La detección del cáncer de próstata clínicamente significativo mediante resonancia magnética multiparamétrica (RMmp) sigue siendo un reto para el radiólogo. Recientemente, se han incorporado herramientas de inteligencia artificial (IA) para apoyar la interpretación de imágenes y mejorar la precisión diagnóstica. En nuestro centro, se implementó un software de IA como apoyo en la identificación de lesiones sospechosas y estimación del volumen prostático (VP).
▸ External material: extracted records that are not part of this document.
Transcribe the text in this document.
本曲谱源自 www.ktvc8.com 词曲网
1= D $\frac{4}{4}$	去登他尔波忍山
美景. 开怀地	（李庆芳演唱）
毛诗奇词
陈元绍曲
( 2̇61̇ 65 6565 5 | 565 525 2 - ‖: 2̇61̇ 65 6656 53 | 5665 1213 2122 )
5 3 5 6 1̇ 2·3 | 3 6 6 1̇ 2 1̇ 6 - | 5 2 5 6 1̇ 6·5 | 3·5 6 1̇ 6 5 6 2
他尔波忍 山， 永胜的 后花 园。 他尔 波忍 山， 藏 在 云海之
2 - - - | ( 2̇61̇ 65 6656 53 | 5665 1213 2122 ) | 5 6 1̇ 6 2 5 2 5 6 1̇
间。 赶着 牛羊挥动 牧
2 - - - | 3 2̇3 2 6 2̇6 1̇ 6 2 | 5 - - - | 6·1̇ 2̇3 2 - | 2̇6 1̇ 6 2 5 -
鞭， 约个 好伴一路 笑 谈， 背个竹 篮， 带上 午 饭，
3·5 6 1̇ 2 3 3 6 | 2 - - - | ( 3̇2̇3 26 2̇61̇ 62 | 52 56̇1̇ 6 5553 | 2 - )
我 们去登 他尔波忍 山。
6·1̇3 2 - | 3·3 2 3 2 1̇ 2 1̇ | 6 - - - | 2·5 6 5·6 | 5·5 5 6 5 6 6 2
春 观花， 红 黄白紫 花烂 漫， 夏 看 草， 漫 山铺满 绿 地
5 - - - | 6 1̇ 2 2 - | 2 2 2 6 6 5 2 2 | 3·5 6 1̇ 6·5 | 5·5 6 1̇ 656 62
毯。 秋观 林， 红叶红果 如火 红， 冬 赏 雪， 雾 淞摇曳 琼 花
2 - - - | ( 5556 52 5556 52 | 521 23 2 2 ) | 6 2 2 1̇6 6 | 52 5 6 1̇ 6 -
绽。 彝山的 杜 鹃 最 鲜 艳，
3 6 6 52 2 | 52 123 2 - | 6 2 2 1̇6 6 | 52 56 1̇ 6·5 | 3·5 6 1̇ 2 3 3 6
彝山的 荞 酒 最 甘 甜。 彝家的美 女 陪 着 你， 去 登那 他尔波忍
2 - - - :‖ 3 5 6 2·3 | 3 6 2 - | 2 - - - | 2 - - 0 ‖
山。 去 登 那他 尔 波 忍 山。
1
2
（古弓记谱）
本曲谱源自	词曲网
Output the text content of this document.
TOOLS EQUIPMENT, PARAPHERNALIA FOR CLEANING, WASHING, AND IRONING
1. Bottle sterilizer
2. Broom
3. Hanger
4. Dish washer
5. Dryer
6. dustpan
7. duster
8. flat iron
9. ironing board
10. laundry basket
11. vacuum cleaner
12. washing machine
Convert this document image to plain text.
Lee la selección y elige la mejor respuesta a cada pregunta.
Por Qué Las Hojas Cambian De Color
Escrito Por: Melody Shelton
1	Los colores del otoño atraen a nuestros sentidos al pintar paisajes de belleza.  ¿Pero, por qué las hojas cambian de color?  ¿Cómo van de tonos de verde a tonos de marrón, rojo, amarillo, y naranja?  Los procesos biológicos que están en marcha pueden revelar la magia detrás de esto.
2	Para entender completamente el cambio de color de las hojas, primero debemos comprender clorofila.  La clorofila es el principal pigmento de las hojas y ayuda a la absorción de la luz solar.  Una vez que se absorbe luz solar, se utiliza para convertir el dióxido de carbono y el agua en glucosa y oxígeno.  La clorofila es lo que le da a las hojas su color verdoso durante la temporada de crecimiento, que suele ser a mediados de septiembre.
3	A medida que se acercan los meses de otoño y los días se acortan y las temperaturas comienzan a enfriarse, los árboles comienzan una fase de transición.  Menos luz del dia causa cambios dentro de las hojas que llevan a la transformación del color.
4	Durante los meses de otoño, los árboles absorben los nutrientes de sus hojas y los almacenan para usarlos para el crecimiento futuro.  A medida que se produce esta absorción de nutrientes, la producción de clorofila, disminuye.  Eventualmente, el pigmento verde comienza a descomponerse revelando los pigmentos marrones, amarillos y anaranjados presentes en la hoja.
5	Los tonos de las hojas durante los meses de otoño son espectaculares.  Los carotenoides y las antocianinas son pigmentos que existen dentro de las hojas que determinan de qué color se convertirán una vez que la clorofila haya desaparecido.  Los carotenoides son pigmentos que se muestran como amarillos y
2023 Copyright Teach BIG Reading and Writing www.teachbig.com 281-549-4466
En este contexto, setuvo como objetivo evaluar sensibilidad y concordancia del puntaje PI-RADS asignado por el radiólogo y la IA en la detección de cáncer de próstata clínicamente significativo, confirmado por histopatología.



 



 



Material y Métodos:

Estudio retrospectivo de 115 casos de pacientes sometidos a prostatectomía radical con confirmación histológica de cáncer clínicamente significativo (Gleason ≥7, ISUP ≥2) entre enero de 2024 y abril de 2025. Se analizaron los puntajes PI-RADS asignados por el radiólogo y por el software de IA en la RMmp prequirúrgica, evaluando su sensibilidad para puntos de corte PI-RADS ≥3 y ≥4. Además, se analizó la concordancia de los puntajes PI-RADS de ambos métodos, así como también del VPestimado.





Resultados:

La edad promedio fue de 65 años, con un APE promedio de 6,43 ng/mL. El VP estimado por la IA fue de 46,7 mL, mientras que el informado por el radiólogo fue de 47,1 mL. Al considerar una puntuación PI-RADS ≥4 como indicativa de cáncer clínicamente significativo, la sensibilidad fue de 85.22% (IC 95%: 77.1%-91.0%) para el radiólogo y 86.09% (IC 95%: 78.1%-91.6%) para la IA; con PI-RADS ≥3, fue de 97.39% y 87.83%, respectivamente. Al considerar la puntuación más alta entre ambos métodos, la sensibilidad aumentó a 96.52% (PI-RADS ≥4) y a un 100% (PI-RADS ≥3). La concordancia entre ambos métodos fue moderada, con un valor kappa no ponderado de 0.3169. En cuanto a la correlación de Pearson para el VP fue alta y estadísticamente significativa (r= 0.94, p<0.001).



Conclusión:

El software de IA mostró un rendimiento diagnóstico comparable al del radiólogo, con una concordancia moderada. La combinación de ambos métodos aumentó la sensibilidad para detectar cáncer clínicamente significativo, especialmente en el umbral de PI-RADS ≥3.